Many islanders feel the Chathams are being cheated of the bounty of their waters. Of the $120 million worth of fish caught in Chatham waters, only about $20 million comes across the island's wharves.

The rules state that fish processed on Chathams' soil attracts a levy - so many fishermen choose to take their catch elsewhere.

Again, it's an old issue and the Chathams' folk once again sound like they are inhabitants of another country when they raise it.

"The Government haven't come to the party," says Holmes. "[Early whalers and sealers] took everything and bolted, and the Government did nothing to stop that pillaging."
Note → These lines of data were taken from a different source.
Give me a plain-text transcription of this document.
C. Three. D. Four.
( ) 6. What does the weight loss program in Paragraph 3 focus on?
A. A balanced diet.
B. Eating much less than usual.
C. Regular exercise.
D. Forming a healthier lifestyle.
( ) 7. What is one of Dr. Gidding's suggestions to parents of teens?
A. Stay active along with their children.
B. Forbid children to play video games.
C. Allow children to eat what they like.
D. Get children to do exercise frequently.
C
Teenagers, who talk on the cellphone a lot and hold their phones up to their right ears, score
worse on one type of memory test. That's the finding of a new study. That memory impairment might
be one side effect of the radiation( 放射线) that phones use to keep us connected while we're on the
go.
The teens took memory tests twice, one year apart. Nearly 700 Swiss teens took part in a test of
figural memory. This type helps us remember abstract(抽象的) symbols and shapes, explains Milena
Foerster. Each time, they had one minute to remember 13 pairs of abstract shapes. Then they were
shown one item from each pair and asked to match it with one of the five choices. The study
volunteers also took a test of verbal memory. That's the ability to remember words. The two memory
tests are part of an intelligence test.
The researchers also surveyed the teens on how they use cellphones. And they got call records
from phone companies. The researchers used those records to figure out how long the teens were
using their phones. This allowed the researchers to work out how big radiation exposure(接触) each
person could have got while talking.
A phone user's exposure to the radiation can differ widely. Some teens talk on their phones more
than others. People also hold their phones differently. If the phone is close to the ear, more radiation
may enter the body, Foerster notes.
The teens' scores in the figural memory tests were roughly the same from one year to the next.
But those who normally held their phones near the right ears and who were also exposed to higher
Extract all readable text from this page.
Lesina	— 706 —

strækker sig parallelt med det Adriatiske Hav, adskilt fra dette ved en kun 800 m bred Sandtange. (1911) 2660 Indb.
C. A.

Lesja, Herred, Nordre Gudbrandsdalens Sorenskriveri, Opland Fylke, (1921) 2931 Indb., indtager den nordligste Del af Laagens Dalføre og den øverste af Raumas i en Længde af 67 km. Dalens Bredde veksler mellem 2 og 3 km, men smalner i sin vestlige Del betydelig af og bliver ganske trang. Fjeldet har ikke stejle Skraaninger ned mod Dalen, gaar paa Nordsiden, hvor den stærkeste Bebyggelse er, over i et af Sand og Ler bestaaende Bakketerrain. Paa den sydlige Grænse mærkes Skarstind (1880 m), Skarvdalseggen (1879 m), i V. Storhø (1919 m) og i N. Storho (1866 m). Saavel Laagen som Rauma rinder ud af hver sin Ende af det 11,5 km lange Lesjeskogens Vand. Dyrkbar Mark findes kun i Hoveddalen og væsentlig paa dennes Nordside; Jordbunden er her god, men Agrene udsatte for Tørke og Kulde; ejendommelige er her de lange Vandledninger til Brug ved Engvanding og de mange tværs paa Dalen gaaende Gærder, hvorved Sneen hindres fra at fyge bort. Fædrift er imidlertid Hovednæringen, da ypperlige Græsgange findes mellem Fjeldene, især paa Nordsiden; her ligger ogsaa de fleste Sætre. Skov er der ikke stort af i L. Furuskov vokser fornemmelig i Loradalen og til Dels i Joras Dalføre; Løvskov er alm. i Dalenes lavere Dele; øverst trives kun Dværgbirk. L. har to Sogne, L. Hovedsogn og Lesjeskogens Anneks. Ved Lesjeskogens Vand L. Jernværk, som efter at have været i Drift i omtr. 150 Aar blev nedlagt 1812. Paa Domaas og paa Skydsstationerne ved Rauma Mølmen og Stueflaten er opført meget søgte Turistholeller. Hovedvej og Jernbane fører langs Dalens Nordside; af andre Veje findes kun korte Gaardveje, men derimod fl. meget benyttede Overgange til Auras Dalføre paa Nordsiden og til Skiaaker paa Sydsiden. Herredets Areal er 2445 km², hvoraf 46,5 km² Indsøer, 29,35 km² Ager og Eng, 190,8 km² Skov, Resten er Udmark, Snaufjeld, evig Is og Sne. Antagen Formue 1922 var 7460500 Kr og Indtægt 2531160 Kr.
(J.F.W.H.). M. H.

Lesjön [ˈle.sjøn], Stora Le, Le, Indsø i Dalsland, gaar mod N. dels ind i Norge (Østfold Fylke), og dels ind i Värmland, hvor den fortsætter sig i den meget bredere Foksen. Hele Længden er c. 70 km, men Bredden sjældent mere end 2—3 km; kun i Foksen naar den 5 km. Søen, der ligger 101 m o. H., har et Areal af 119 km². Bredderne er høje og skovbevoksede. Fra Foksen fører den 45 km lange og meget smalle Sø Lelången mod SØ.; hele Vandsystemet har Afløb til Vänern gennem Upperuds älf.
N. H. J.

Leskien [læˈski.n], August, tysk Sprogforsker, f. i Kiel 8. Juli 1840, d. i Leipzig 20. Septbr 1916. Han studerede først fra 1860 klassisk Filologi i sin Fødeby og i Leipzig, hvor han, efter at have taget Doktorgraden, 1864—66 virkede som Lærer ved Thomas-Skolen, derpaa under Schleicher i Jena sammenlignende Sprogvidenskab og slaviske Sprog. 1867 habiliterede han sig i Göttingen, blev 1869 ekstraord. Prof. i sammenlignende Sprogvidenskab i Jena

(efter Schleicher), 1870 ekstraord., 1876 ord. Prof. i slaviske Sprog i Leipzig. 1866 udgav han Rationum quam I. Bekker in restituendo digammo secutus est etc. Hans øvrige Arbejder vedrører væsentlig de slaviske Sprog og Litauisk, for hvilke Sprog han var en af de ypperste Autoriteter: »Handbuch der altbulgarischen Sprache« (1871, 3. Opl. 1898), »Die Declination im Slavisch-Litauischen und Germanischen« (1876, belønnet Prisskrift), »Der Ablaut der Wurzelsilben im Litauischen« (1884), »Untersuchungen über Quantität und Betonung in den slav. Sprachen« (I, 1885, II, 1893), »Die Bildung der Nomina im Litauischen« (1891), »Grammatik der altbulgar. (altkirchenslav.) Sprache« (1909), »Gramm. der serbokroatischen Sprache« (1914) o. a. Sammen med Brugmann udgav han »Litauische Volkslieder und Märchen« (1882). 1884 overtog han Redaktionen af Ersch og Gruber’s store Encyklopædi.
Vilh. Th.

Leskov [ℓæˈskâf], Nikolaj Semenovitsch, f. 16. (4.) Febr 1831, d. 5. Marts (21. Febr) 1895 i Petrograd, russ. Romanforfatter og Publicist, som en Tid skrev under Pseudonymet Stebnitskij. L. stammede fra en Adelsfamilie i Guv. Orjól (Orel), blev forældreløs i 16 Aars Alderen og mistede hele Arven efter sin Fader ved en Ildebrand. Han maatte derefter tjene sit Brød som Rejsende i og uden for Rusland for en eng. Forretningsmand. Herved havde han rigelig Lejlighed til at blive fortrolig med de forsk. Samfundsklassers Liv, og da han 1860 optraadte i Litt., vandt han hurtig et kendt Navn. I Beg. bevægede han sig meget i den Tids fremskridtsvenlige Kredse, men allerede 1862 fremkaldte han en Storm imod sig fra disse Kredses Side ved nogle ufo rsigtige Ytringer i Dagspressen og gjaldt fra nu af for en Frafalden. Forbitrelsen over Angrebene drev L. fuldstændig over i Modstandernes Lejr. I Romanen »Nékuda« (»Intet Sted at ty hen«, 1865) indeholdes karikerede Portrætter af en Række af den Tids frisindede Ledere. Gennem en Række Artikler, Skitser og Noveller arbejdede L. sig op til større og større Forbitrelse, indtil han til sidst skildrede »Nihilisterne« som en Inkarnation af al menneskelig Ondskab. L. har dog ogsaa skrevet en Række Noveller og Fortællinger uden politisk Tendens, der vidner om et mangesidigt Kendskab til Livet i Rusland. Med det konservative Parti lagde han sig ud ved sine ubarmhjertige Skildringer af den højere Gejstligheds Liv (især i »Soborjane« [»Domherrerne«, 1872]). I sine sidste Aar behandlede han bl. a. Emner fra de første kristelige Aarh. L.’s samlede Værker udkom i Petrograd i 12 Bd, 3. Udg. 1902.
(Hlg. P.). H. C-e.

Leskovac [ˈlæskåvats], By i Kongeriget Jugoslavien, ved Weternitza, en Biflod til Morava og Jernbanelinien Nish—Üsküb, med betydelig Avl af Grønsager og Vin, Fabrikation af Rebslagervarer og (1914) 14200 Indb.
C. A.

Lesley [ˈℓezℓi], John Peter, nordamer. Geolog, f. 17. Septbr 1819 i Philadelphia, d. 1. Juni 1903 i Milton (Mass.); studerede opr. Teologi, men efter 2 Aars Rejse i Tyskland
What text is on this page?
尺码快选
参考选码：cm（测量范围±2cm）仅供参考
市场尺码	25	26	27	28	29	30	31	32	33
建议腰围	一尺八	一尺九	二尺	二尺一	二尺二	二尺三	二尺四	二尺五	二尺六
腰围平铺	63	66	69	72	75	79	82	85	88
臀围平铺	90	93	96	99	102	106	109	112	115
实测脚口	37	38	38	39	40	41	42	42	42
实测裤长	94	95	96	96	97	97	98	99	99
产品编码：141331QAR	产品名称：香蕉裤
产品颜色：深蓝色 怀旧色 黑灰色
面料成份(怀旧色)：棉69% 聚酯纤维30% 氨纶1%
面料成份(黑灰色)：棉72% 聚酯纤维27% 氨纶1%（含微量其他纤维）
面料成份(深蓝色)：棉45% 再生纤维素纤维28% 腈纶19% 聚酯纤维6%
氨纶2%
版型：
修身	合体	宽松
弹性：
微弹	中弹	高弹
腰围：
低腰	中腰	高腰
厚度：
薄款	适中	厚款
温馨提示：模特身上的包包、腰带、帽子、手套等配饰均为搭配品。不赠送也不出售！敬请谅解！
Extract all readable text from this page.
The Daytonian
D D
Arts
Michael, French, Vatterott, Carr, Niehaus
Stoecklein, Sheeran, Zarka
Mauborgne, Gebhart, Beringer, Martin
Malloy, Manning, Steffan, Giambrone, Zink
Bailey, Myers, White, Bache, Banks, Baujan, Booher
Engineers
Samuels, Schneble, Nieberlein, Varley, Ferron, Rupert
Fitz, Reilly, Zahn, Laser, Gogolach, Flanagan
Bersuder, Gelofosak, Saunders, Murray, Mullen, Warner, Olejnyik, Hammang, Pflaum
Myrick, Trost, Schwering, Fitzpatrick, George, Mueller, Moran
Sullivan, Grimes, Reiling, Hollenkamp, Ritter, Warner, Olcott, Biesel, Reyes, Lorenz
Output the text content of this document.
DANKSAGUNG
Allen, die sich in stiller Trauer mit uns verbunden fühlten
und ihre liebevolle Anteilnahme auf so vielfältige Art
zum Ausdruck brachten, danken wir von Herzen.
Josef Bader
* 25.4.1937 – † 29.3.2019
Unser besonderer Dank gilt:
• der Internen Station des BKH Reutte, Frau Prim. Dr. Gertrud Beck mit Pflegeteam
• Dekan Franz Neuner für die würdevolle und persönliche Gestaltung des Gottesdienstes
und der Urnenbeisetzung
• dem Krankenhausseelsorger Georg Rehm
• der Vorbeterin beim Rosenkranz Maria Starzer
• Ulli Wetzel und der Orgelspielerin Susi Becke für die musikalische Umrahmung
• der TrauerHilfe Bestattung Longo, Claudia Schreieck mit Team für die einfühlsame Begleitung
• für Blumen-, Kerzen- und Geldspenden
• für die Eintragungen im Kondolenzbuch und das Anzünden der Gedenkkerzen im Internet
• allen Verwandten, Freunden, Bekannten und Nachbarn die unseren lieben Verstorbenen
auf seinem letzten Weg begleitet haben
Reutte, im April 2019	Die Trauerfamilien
Owen Pickles, Chatham Islands Council general manager, says: "There's a huge amount of wealth being extracted from Chatham waters that Chatham Islanders never see."

Cameron is worried by the Chathams' population decline - 15 per cent between the past two censuses, although it is not yet clear whether this is a permanent drift to the mainland or a temporary statistical blip. "We want to ensure it's economic for people to live here, we want to encourage people to live here or get our people to return."

On Sunday evening, some locals join the tour group at the Croon's family farm, Admiral Gardens, for croquet and a barbecue.

It's a Sunday tradition for the Croons. Lois has created an English cottage Arcadia: roses, low hedgerows, pond, glasshouse and a sunken conversation pit.

She and Val snr have been bringing tour groups to the Chathams for 12 years, mostly older New Zealanders, retired farmers, conservationists.

Now, says Val jnr, tourism is poised to take off. In five years, he's aiming for 5000 tourists a year, up from the current 2000. Marketing will build on word of mouth.

"We're at the crossroads at the moment," Pickles says. "Farming is struggling, not necessarily because of the shipping but market prices for stock are depressed wherever you are...

"Fishing seems to be going reasonably well. There's a lot of bitterness about the quota system [most of the fishing quota is in the hands of a few] still lingering...

"We're at the crossroads: at the stage where probably there needs to be more investment in tourism."

Don Merton, the conservationist who famously helped bring the Chatham Islands Black Robin from the brink of extinction, has been coming here for half a century.

His view of the islands is that "tourism is their saviour".

People will come here, for the unique ecology, the history, the isolation.

As Val jnr says; "It's still the last frontier."